Well, they proposed the legislation on PBAs, and brought it to a vote. It didn’t pass because Democrats voted against it. You seem to be claiming that Republicans are disinterested in outlawing PBAs because Democrats vote to keep them. Not sure of the logic.

Because the exception under discussion would have made the law meaningless. As I mentioned.

And here we take the final step into pure fantasy. You are making things up, and attributing them to me.

And exactly where the hell did I deny that I was discussing whether or not Kerry was in the mainstream?

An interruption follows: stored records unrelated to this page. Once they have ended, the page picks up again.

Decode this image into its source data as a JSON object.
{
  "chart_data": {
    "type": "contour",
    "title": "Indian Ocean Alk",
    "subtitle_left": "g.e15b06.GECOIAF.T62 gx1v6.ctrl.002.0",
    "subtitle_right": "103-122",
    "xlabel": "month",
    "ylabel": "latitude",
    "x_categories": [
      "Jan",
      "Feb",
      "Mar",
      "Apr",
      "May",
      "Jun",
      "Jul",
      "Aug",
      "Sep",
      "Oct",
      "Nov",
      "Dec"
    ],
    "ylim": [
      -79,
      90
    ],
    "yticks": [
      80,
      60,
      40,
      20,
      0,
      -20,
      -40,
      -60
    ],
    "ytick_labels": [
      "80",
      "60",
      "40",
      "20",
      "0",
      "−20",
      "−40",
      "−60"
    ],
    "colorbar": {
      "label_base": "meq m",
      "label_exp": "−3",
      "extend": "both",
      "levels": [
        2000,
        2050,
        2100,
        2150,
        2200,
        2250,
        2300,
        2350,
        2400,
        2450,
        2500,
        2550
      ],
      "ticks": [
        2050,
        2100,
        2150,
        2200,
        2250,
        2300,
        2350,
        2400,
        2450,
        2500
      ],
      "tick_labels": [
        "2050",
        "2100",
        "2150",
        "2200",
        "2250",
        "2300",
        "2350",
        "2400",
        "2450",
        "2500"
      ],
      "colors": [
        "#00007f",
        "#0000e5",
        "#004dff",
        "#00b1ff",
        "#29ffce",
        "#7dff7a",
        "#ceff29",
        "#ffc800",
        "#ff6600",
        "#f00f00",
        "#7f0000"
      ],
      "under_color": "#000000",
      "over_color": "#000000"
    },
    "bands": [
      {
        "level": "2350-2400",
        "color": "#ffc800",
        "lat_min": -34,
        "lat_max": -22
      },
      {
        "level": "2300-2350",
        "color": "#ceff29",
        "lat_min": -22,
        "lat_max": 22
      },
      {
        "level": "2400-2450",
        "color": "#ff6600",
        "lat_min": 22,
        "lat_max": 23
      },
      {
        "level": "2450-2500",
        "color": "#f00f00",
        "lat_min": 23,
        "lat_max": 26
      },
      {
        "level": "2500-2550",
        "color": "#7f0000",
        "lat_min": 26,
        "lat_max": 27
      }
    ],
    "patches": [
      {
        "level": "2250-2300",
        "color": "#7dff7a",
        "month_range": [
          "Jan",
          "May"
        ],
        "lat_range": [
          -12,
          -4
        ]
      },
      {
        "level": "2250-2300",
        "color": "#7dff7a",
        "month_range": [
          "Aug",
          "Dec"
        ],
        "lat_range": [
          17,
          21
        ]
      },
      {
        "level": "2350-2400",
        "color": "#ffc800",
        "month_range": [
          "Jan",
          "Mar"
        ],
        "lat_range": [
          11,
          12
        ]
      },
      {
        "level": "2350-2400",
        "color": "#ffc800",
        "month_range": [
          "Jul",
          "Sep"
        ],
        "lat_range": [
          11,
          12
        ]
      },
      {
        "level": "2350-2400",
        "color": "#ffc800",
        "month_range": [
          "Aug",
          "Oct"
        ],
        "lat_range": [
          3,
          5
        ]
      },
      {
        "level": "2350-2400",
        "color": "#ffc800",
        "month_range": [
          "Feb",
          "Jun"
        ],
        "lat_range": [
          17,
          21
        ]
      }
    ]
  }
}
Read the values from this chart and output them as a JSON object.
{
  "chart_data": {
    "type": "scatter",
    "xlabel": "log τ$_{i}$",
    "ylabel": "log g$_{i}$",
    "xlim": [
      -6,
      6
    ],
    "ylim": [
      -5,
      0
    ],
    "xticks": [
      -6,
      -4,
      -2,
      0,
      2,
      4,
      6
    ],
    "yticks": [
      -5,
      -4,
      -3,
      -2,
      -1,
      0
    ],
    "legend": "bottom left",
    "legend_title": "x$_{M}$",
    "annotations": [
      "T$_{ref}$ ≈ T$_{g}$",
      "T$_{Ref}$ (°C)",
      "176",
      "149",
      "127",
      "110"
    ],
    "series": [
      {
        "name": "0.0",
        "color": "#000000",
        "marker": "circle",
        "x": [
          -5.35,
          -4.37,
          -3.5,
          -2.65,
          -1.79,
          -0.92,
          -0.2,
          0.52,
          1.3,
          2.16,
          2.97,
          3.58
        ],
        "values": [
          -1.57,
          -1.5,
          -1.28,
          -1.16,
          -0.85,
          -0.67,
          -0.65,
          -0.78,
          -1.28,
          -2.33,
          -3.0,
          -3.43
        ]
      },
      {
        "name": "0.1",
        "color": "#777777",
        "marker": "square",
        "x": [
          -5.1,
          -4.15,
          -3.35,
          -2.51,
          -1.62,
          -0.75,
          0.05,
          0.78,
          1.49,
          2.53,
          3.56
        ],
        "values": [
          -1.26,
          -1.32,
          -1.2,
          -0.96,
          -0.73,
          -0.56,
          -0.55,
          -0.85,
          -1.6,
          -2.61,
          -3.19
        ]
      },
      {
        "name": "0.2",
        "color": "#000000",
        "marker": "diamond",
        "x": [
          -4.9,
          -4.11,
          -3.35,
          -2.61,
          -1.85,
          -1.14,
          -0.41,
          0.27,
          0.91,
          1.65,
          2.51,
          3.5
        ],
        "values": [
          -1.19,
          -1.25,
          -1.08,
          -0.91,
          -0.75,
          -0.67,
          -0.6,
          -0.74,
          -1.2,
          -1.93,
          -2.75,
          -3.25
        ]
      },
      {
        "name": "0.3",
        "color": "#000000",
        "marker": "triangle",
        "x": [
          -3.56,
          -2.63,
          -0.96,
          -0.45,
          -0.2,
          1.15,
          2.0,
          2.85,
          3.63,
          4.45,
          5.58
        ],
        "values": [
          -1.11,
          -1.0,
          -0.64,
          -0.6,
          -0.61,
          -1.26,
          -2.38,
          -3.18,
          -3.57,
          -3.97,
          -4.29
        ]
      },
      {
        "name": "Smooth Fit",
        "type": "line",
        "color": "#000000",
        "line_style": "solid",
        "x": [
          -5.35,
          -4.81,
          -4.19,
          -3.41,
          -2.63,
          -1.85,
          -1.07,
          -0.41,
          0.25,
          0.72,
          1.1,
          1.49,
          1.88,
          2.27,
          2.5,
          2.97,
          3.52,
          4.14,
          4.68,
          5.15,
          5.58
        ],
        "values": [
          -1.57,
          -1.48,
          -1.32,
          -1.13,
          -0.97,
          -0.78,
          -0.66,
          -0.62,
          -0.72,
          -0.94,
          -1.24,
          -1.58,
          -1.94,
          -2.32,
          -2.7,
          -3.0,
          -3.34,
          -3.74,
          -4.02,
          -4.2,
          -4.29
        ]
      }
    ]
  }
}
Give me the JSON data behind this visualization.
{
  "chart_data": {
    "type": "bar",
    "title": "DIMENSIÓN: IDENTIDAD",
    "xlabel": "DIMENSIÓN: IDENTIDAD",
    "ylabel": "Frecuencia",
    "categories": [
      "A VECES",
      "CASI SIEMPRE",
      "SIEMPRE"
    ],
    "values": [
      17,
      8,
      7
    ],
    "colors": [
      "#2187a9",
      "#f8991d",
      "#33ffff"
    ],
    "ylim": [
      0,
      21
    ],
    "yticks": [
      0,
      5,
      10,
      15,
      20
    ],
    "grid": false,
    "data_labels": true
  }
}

I find things go more smoothly if we stick to points people are actually making, instead of making up stuff. I can’t debate the voices in anyone else’s head.

Regards,
Shodan

Part of our problem is defining “mainstream”. Presumably, this must be somewhere around the “center”. Which is very problemactical, and seems to vary on a state by state basis, with many surprises.

Republicans in such states as Oregon, Arizona, and Michigan have undergone a profound, dare I say revolutionary, disorientation in their political stance, having moved en masse just to the right of Trotsky. Previously staid, dull, and wholly committed to Coolidge’s maxim “The business of America is business”, in a matter of a few short years have found themselves fervently devoted to the politics of Ralph Nader.

Whodathunkit? Now, of course, there are a few scattered naysayers, claiming that this is nothing more than a cynical ploy by Republicans to undermine Kerry by underhanded means. Given the proven record of Republicans for honesty, simplicity, and idealism, we can dismiss this scurrilous notion out of hand. Republicans resorting to such thunderous hypocrisy? Why, the very idea! This is, after all, the party of Bush, the very paragon of candor and straightforwardness!

As well, we are given to understand that Mr. Kerry is a “flip-flopper”. (This may, of course, mean nothing more than a marked preference for rubber shower-clog shoes…) At one and the same time, he is on both sides of every issue, and invariably “liberal”. This is a profound shift in the accepted paradigm of thesis-antithesis in American politics. There is now, it seems, a “conservative” side to any given issue, a “liberal” side, and another “liberal” side as well! Kerry is invariably liberal, of course, but sometimes he is liberal, and other times, he is liberal.

(I keep telling you people, a voice murmuring politely in the wilderness: Cognitive Dissonance is the number one threat to our Republic! But no one will listen…)

Why does everybody keep talking about gun policy as an example of Kerry being “out of the mainstream”? All Kerry’s campaign website says about gun policy is this (http://www.johnkerry.com/issues/communities/):

Seems pretty “mainstream” to me. In fact, “bland” would be a better word.

Well, as an owner of 4 guns, I guess I can consider myself pro-gun. I, and several fellow gunners I know, didn’t really have a problem with the above laws. The NRA has really been taken over in the past decade, and it is the NRA, not your average gun owner, that has gone out of the mainstream. I think Kerry is wise to show himself as a hunter and gunowner.

They kind of gloss over it in the article, but things were very volitile after the death of Wellstone (D-MN)I’d take any satistics taken during that time with a grain of salt.